It is illegal in Tennessee for someone to spike your drink, even if the substance itself is legal. For example, say you are older than 21 and drinking something nonalcoholic. Without your knowledge, a person pours vodka into your drink. Since you are of age, it is legal for you to drink the vodka, but the spiking would still be illegal under the adulteration statute. This is because a spiked drink can alter someone's mental state or otherwise hurt a person.

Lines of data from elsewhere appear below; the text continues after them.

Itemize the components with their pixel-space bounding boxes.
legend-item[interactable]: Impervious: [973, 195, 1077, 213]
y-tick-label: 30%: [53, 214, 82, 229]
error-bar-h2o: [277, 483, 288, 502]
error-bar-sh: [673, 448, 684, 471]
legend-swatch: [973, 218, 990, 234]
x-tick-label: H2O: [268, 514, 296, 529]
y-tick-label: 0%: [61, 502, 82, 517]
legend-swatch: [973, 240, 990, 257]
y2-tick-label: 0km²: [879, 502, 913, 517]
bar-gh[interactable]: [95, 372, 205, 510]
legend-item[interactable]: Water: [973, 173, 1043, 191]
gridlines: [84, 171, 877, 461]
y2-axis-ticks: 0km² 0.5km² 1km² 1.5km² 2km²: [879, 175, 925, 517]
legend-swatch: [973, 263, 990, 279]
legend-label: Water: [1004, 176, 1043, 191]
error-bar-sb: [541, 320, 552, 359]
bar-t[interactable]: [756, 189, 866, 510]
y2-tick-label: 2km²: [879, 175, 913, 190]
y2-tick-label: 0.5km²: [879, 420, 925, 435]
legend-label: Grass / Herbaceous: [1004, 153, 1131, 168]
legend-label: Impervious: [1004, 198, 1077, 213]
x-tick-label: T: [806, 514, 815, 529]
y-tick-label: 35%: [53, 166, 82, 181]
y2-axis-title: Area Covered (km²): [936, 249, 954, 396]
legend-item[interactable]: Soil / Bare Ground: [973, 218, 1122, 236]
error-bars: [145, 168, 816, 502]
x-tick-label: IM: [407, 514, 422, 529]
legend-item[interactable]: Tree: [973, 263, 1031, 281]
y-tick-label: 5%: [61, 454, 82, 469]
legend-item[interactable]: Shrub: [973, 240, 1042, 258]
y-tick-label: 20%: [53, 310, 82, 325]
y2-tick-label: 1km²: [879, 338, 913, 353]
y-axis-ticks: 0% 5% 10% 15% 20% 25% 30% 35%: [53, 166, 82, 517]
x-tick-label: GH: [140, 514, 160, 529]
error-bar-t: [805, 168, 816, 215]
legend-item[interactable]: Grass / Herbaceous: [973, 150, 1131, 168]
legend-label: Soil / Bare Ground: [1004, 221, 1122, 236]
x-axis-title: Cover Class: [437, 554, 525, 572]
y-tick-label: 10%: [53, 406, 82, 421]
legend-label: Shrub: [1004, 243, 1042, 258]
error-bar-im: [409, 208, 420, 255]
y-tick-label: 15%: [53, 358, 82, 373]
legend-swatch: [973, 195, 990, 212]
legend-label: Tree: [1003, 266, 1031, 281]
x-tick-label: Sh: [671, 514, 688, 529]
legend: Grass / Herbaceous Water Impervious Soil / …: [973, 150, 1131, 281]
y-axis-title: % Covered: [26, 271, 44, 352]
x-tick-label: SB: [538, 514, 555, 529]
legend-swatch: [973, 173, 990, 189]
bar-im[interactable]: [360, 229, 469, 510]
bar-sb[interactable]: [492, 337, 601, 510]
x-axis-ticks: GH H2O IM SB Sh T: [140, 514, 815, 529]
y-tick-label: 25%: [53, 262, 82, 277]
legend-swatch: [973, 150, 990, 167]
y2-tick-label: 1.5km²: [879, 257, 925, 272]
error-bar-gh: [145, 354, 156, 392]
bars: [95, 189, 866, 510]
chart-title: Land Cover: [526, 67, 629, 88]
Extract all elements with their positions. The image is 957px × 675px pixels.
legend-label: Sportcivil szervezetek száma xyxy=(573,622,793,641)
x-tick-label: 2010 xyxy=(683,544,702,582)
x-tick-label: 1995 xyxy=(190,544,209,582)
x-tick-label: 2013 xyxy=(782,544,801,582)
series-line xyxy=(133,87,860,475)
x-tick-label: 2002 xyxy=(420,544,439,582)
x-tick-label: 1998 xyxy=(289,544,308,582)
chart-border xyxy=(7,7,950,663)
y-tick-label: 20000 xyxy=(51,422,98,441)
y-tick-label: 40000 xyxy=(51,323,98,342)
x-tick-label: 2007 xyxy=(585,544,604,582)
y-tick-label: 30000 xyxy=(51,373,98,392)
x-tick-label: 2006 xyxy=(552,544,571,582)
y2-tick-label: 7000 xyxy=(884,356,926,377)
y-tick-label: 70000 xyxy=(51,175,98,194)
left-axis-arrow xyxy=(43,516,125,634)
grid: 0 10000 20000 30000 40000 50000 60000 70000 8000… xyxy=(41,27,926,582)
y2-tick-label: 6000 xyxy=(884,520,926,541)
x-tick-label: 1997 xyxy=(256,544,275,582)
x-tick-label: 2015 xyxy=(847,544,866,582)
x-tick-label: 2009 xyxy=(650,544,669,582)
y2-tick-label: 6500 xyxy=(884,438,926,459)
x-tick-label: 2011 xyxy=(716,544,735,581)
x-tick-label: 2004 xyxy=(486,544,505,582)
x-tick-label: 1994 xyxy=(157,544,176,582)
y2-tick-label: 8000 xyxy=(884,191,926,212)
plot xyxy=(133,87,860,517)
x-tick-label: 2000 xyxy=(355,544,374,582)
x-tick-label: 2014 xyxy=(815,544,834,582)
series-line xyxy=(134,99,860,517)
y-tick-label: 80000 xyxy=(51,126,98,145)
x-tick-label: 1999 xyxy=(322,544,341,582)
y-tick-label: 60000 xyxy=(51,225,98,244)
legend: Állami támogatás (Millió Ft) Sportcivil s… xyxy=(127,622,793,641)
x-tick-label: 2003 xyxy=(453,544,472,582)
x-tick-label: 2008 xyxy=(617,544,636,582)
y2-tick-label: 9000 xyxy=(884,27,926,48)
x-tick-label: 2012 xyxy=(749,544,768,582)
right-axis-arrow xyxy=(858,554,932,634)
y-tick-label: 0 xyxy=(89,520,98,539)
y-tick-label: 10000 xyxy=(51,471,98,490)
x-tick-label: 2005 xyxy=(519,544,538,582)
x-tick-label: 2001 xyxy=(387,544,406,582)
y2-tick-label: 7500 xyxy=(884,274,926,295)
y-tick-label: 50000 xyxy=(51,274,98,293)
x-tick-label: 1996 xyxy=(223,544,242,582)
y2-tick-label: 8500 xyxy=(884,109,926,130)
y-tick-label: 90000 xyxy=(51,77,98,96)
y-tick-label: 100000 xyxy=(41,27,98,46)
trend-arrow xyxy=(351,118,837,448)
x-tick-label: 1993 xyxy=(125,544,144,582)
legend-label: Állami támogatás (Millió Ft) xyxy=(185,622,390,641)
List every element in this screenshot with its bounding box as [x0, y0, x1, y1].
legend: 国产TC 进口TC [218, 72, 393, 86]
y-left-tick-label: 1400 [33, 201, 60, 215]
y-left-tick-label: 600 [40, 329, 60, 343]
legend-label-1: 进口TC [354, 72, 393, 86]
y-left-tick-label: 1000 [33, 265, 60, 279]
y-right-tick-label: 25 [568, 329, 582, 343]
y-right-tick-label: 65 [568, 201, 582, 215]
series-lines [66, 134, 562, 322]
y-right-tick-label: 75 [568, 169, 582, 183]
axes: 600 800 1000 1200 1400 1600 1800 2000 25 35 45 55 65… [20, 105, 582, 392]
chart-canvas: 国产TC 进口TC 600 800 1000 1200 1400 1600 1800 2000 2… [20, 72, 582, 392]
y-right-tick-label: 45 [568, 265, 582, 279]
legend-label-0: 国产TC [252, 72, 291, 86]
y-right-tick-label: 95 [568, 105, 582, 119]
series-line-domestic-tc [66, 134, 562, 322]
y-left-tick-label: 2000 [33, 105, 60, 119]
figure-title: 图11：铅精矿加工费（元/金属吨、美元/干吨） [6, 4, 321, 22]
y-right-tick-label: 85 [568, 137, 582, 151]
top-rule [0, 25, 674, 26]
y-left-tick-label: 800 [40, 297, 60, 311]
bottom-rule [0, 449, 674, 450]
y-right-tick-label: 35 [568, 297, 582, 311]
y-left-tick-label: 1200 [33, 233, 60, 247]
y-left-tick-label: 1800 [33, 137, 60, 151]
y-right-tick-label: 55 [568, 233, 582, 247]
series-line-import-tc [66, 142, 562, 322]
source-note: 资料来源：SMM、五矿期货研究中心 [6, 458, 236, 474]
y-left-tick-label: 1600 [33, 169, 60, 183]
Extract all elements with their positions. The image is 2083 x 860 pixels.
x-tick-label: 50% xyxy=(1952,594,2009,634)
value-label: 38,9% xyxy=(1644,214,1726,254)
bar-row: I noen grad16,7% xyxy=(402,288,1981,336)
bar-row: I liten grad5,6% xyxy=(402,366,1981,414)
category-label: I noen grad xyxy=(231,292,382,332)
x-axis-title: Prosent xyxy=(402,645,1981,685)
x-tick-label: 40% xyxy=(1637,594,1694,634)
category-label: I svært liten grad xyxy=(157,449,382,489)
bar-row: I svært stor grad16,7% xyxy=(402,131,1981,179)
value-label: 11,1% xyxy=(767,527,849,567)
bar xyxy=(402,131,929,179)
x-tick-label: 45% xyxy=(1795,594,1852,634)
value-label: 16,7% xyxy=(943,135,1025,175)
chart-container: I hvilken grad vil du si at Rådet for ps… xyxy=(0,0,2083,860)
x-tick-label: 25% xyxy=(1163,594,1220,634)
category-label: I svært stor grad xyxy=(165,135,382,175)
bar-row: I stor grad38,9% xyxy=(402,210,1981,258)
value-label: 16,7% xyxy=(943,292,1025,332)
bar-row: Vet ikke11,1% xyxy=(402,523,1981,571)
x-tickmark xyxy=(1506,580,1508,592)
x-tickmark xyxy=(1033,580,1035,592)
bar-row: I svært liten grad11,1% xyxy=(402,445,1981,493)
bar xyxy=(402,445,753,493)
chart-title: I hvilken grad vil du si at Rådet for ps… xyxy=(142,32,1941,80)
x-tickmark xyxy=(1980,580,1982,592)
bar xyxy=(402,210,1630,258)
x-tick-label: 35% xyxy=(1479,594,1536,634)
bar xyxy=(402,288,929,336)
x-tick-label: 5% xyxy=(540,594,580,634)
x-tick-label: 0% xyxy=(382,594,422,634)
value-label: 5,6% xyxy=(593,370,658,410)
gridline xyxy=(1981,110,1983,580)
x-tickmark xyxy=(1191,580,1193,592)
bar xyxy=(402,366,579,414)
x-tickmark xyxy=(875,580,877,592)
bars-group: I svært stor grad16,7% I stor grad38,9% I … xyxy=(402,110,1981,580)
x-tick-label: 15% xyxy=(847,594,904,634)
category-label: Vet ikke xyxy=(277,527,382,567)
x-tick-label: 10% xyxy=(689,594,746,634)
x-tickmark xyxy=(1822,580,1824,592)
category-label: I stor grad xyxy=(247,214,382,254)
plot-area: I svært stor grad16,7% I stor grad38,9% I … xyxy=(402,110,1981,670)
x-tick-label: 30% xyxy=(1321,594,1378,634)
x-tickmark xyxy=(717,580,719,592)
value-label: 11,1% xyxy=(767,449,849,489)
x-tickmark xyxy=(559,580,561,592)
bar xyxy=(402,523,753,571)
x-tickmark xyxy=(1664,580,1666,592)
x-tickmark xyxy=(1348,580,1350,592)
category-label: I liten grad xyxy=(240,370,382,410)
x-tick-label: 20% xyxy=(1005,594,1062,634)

So, you were later charged with DUI, and you are at a loss to explain your apparently high BAC results. You remember some drinks that tasted funny and wonder if someone added alcohol. Is arguing that your drinks were spiked and you did not drive knowingly intoxicated a good DUI defense?
Depends on the situation
As with many things, there is no right or wrong answer. If you have a history of drinking or DUI charges, it may strain credibility to argue you did not know your drink had alcohol in it or that you were unable to identify why you were feeling strange. Generally, arguing spiked drinks may not be a good DUI defense because prosecutors might say that since you were feeling dizzy, woozy, intoxicated or otherwise out of sorts, you should have known better than to get behind the wheel.
Of course, there can be situations where this defense might seem like it could succeed. Perhaps you had never tasted that type of nonalcoholic drink before and are not a drinker, so you would have been hard-pressed to identify that it did not taste right. Maybe you attributed the feelings of dizziness to an illness that plagued you last week or to not eating.
If your attorney can show that someone spiked your drink, perhaps through witness testimonies or video footage, and you have a clean driving and drinking history, then he or she may consider an involuntary intoxication line of defense. But it must be stressed that this type of defense rarely succeeds.